Wenn Leute glauben an Verschwörer, dann landen die nicht beim Glauben an die Weltverschwörung der Australier oder der Quäker, sondern dann landen die immer wieder im alten Antisemitismus. Und das meine ich eben mit dem Blick auf die dunkle Seite des Herzens, das hat ein Friedensnobelpreisträger, Holocaustüberlebender, Elie Wiesel, mal sehr eindrücklich formuliert, der hat gesagt: "Wenn wir den Antisemitismus wirklich besiegen wollen, dann müssen wir bereit sein, auf die dunklen Seiten unseres eigenen Herzens zu schauen." Und da hat er absolut Recht.
Elie Wiesel bei einer Rede im Holocaust Museum in Washington 2012
Friedensnobelpreisträger Elie Wiesel: "Wir müssen bereit sein, auf die dunklen Seiten unseres eigenen Herzens zu schauen.“ (picture alliance / dpa / Dennis Brack / Pool)
Wer behauptet, er habe selbst nichts mit Antisemitismus zu tun, der hat gar nicht verstanden, wie tief das in unserer Kultur drinsteckt, in unserem Denken drinsteckt und das geht sogar bis in die Wissenschaften.

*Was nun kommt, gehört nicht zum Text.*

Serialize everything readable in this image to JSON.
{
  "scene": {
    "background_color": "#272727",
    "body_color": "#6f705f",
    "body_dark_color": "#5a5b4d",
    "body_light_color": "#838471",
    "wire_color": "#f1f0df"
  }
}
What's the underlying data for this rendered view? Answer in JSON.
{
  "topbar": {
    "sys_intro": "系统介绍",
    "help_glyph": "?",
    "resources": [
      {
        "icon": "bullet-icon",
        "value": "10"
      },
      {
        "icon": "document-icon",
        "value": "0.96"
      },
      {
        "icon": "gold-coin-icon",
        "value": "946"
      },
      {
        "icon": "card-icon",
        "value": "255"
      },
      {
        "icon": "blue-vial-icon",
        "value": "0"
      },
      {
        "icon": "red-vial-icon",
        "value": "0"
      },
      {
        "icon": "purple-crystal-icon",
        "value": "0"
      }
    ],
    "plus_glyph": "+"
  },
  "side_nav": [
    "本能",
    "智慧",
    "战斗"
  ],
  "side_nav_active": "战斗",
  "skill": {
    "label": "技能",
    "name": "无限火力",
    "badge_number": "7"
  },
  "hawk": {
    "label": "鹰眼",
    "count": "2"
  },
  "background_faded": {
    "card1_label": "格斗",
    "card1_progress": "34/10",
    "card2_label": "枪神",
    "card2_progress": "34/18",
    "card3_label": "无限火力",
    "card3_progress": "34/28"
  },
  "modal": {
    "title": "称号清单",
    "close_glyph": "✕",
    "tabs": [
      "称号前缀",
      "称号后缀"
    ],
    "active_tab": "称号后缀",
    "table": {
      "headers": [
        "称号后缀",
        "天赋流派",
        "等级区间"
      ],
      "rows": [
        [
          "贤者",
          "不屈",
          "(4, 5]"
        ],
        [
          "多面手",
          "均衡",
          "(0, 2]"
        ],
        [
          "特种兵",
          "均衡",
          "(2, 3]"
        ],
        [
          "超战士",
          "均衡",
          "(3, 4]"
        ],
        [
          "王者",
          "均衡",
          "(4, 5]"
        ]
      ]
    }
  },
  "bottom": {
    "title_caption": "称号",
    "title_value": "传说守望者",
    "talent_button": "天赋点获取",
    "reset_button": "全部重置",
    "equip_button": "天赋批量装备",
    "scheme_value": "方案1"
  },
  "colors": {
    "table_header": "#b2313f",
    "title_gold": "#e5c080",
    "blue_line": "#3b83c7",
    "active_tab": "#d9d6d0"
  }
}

Es ist also nicht eine Sache, die wir bei anderen nur bekämpfen müssen, sondern da müssen wir auch immer auch uns selber hinterfragen.
"Antisemitismus richtet sich auch gegen Nichtjuden"
Main: Michael Blume, Sie haben eben angedeutet, dass Antisemitismus sich nicht nur gegen Juden richtet. Der Begriff Antisemitismus, den haben wir ja Judenhassern zu verdanken, nach der Shoa wurde der dann umgedeutet. Heute schillert er und wirkt abgenutzt, einige schlagen vor, einfach von Judenhass zu sprechen. Sie bleiben dem Begriff Antisemitismus treu und, ja, deuten ihn um. Zunächst, was spricht für den Begriff Antisemitismus?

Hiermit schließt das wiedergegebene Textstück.